Cashless payments are here to stay, said AstroPay CEO Mikael Lijtenstein (pictured below), who believes the shift towards it has been accelerated by the COVID-19 pandemic.
Speaking on the ‘’Cashless future? Solving LatAm’s payments problem’ panel at the SBC Digital Summit Latinoamérica, Lijtenstein led the debate on a lack of payment options in emerging markets such as Latin America (LatAm) and Africa, and the level of opportunity for digital payments in these regions.
Does the pandemic represent a business opportunity for digital payment products? Or is it an exaggeration, and everything will return to normal once the crisis is over? For Lijtenstein, the shift to digital, or cashless, payment solutions was always going to happen anyway, but now companies can no longer afford to wait.
“It represents a moment where companies say I am not going to wait for this to happen,” he said. “Why wait to improve my business, to improve my revenue, to improve what I’m doing, to go out and diversify and accelerate everything that was supposed to happen in a year, in two years, five years or 10 years, when I can make it happen as quickly as possible?”
AstroPay started in the Brazil market back in 2009 through local payment methods across the country. The experience gained in the last 11 years, said Lijtenstein, has allowed it to expand in Latin America, Africa, Asia and several other regions.
He explained: “This makes us look back and see everything that has happened, this whole process of the disappearance of cash payments and the move towards cashless.”
Lijtenstein admitted that the lack of understanding for digital payment solutions has been holding back the acceptance across South America, but added: “To change the culture, it’s necessary for the user to have as little friction as possible when buying a prepaid card, for the experience to be as simple as possible, useful and something common to the consumer.
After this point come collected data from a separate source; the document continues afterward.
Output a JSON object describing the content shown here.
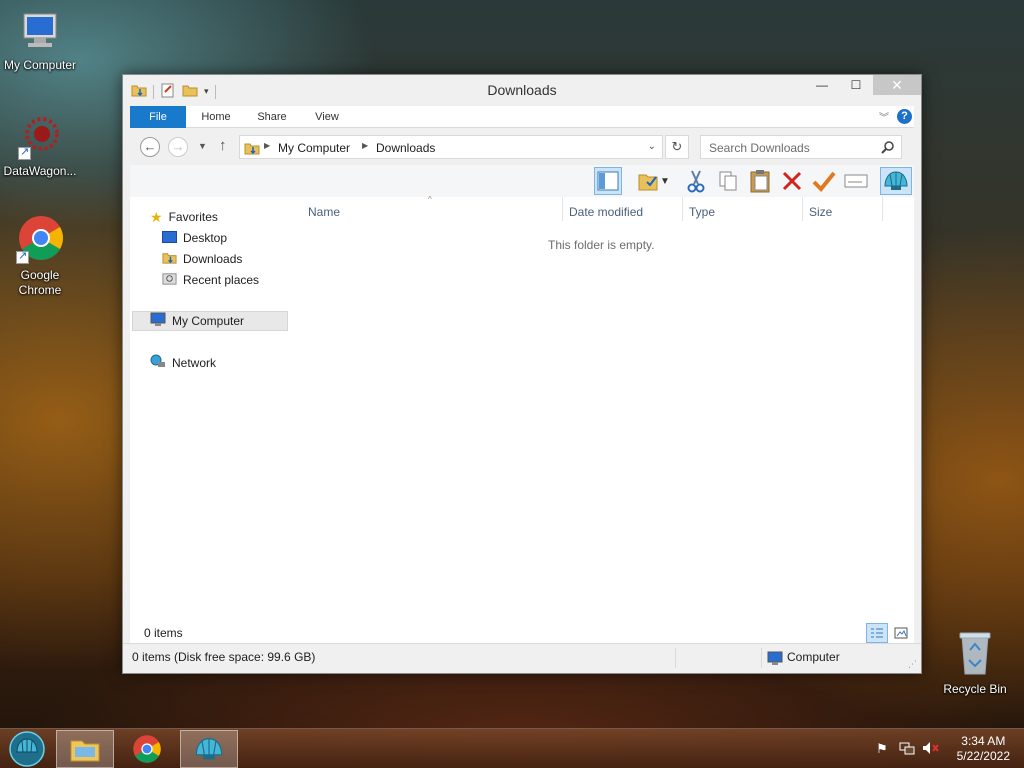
{
  "desktop": {
    "icons": [
      {
        "label": "My Computer"
      },
      {
        "label": "DataWagon..."
      },
      {
        "label": "Google Chrome"
      },
      {
        "label": "Recycle Bin"
      }
    ]
  },
  "window": {
    "title": "Downloads",
    "controls": {
      "minimize": "—",
      "maximize": "☐",
      "close": "✕"
    }
  },
  "ribbon": {
    "tabs": [
      {
        "label": "File"
      },
      {
        "label": "Home"
      },
      {
        "label": "Share"
      },
      {
        "label": "View"
      }
    ],
    "help": "?"
  },
  "address": {
    "breadcrumb": [
      "My Computer",
      "Downloads"
    ],
    "search_placeholder": "Search Downloads"
  },
  "nav_pane": {
    "favorites_label": "Favorites",
    "favorites": [
      {
        "label": "Desktop"
      },
      {
        "label": "Downloads"
      },
      {
        "label": "Recent places"
      }
    ],
    "computer_label": "My Computer",
    "network_label": "Network"
  },
  "file_list": {
    "columns": [
      "Name",
      "Date modified",
      "Type",
      "Size"
    ],
    "empty_message": "This folder is empty."
  },
  "items_bar": {
    "count": "0 items"
  },
  "status_bar": {
    "left": "0 items (Disk free space: 99.6 GB)",
    "right": "Computer"
  },
  "taskbar": {
    "time": "3:34 AM",
    "date": "5/22/2022"
  },
  "colors": {
    "accent": "#1979ca",
    "selected_bg": "#cce4f7",
    "selected_border": "#7eb4ea"
  }
}
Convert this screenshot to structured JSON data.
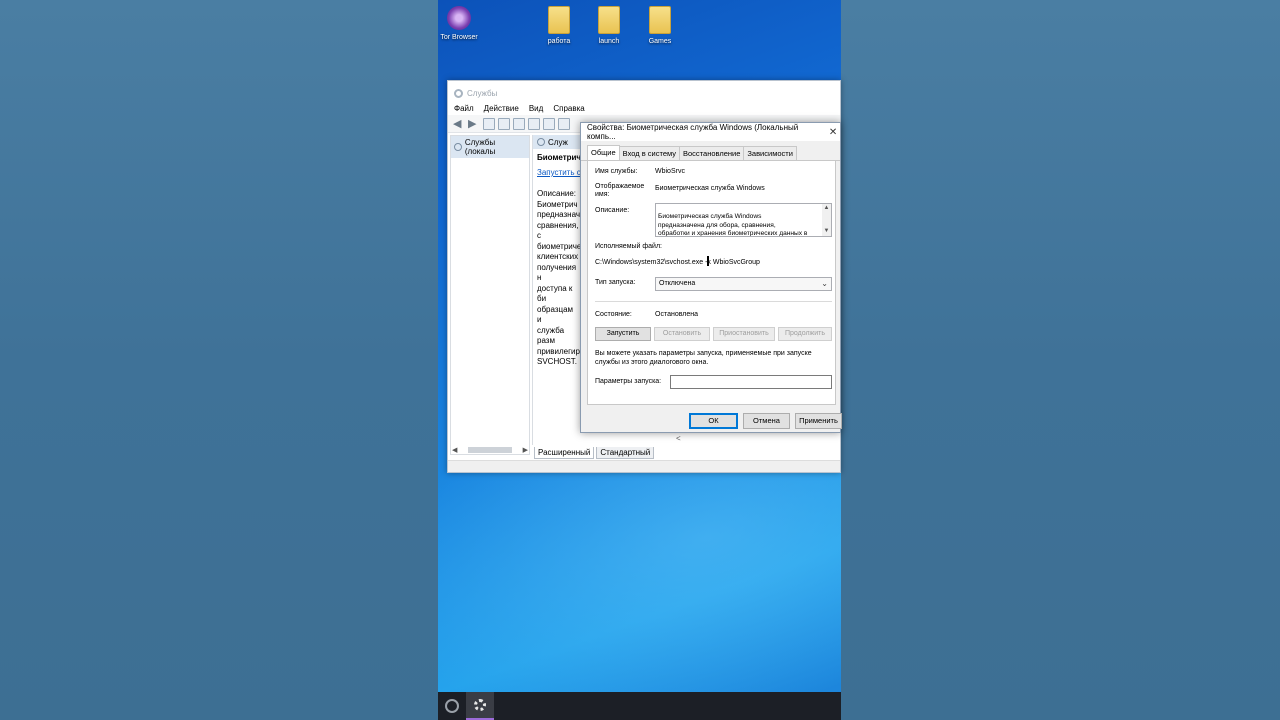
{
  "desktop": {
    "icons": [
      {
        "label": "Tor Browser",
        "icon": "tor-browser-icon"
      },
      {
        "label": "работа",
        "icon": "file-icon"
      },
      {
        "label": "launch",
        "icon": "file-icon"
      },
      {
        "label": "Games",
        "icon": "folder-icon"
      }
    ]
  },
  "services_window": {
    "title": "Службы",
    "menu": [
      "Файл",
      "Действие",
      "Вид",
      "Справка"
    ],
    "tree_item": "Службы (локалы",
    "detail_header": "Служ",
    "detail_name": "Биометрич",
    "detail_link": "Запустить с",
    "detail_description": "Описание:\nБиометрич\nпредназнач\nсравнения, с\nбиометричес\nклиентских\nполучения н\nдоступа к би\nобразцам и\nслужба разм\nпривилегир\nSVCHOST.",
    "view_tabs": [
      "Расширенный",
      "Стандартный"
    ]
  },
  "properties_dialog": {
    "title": "Свойства: Биометрическая служба Windows (Локальный компь...",
    "tabs": [
      "Общие",
      "Вход в систему",
      "Восстановление",
      "Зависимости"
    ],
    "service_name_label": "Имя службы:",
    "service_name_value": "WbioSrvc",
    "display_name_label": "Отображаемое\nимя:",
    "display_name_value": "Биометрическая служба Windows",
    "description_label": "Описание:",
    "description_value": "Биометрическая служба Windows\nпредназначена для обора, сравнения,\nобработки и хранения биометрических данных в\nклиентских приложениях без получения",
    "exec_file_label": "Исполняемый файл:",
    "exec_file_value": "C:\\Windows\\system32\\svchost.exe -k WbioSvcGroup",
    "startup_type_label": "Тип запуска:",
    "startup_type_value": "Отключена",
    "status_label": "Состояние:",
    "status_value": "Остановлена",
    "buttons": {
      "start": "Запустить",
      "stop": "Остановить",
      "pause": "Приостановить",
      "resume": "Продолжить"
    },
    "hint": "Вы можете указать параметры запуска, применяемые при запуске службы из этого диалогового окна.",
    "params_label": "Параметры запуска:",
    "params_value": "",
    "ok": "ОК",
    "cancel": "Отмена",
    "apply": "Применить"
  }
}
“We now go hand in hand with it (cashless). In fact, for some countries we already have only cashless solutions. That’s the path we’re currently on.”
AstroPay’s plans for 2020 include taking its AstroPay Card to Africa in countries such as Nigeria and Kenya, for both gambling and other online transactions.
“You have to activate ‘turbo charge’ and say ‘let’s make this happen as soon as possible,” said Lijtenstein of new market opportunities. “We asked our teams to think about how to speed up each of the processes that were going to take place, and make it happen now when the opportunity is clear.”
One of Lijtenstein’s fellow panelists was Elizabeth Maya Cano, President of Cornazar, who highlighted data from 2018 showing that only 24% of LatAm consumers used non-physical payments – that’s around two in 10 using card or digital payment solutions.
So, what is the next step? How do you make this more normalised? The key is to think like the customer, according to Lijtenstein. He said: “User experience is not limited to what they go through when they enter the application and they register, it’s not just when they’re going to make a deposit, or when they’re going to make a purchase.
“User experience happens all the time they’re in touch with something related to the product or service, so when they’re talking to support, when they receive an email, when they want to make a transfer, when they want to change their email or phone number.
“Whatever they do with the platform, and on whatever device they are doing so, that’s user experience. What we’re looking for is that this experience is frictionless, that it’s easy, simple and fast and as natural as possible for the user. It’s important to understand how the user thinks, and sometimes less is more. You don’t have to think too much, you don’t have to come up with the most difficult solution or do something complex.”
In addition, Uruguay-based Lijtenstein explained the importance of getting regular feedback from clients to understand what consumers like, or don’t like, about the solution.
As part of an initiative to improve user experience, AstroPay recently launched a help center tool where, once the user solves their problem, they have the option to answer whether the help was good or not, and if the product is useful or not. If it is, it’s important to build from that and, if it’s not, it’s necessary to rethink the process to facilitate the experience.
Lijtenstein explained: “We use A/B testing a lot, and we test different communications, which is key for the user experience. However simple or complex the solutions may be, if what we’re communicating is understood, the user will be attracted or will say ‘this is what I’m looking for, this is what I want and this is what I like’.
“Sometimes you have to be a little more rigorous with the information, you have to ask what you consider relevant and necessary, instead of asking for unnecessary things. However, we still have to comply with requirements around technological processes, with regulations, and with what the world asks of you.
“It’s important to think like the user to create the best product, provide the best service and be able to receive constant feedback in order to continue improving.”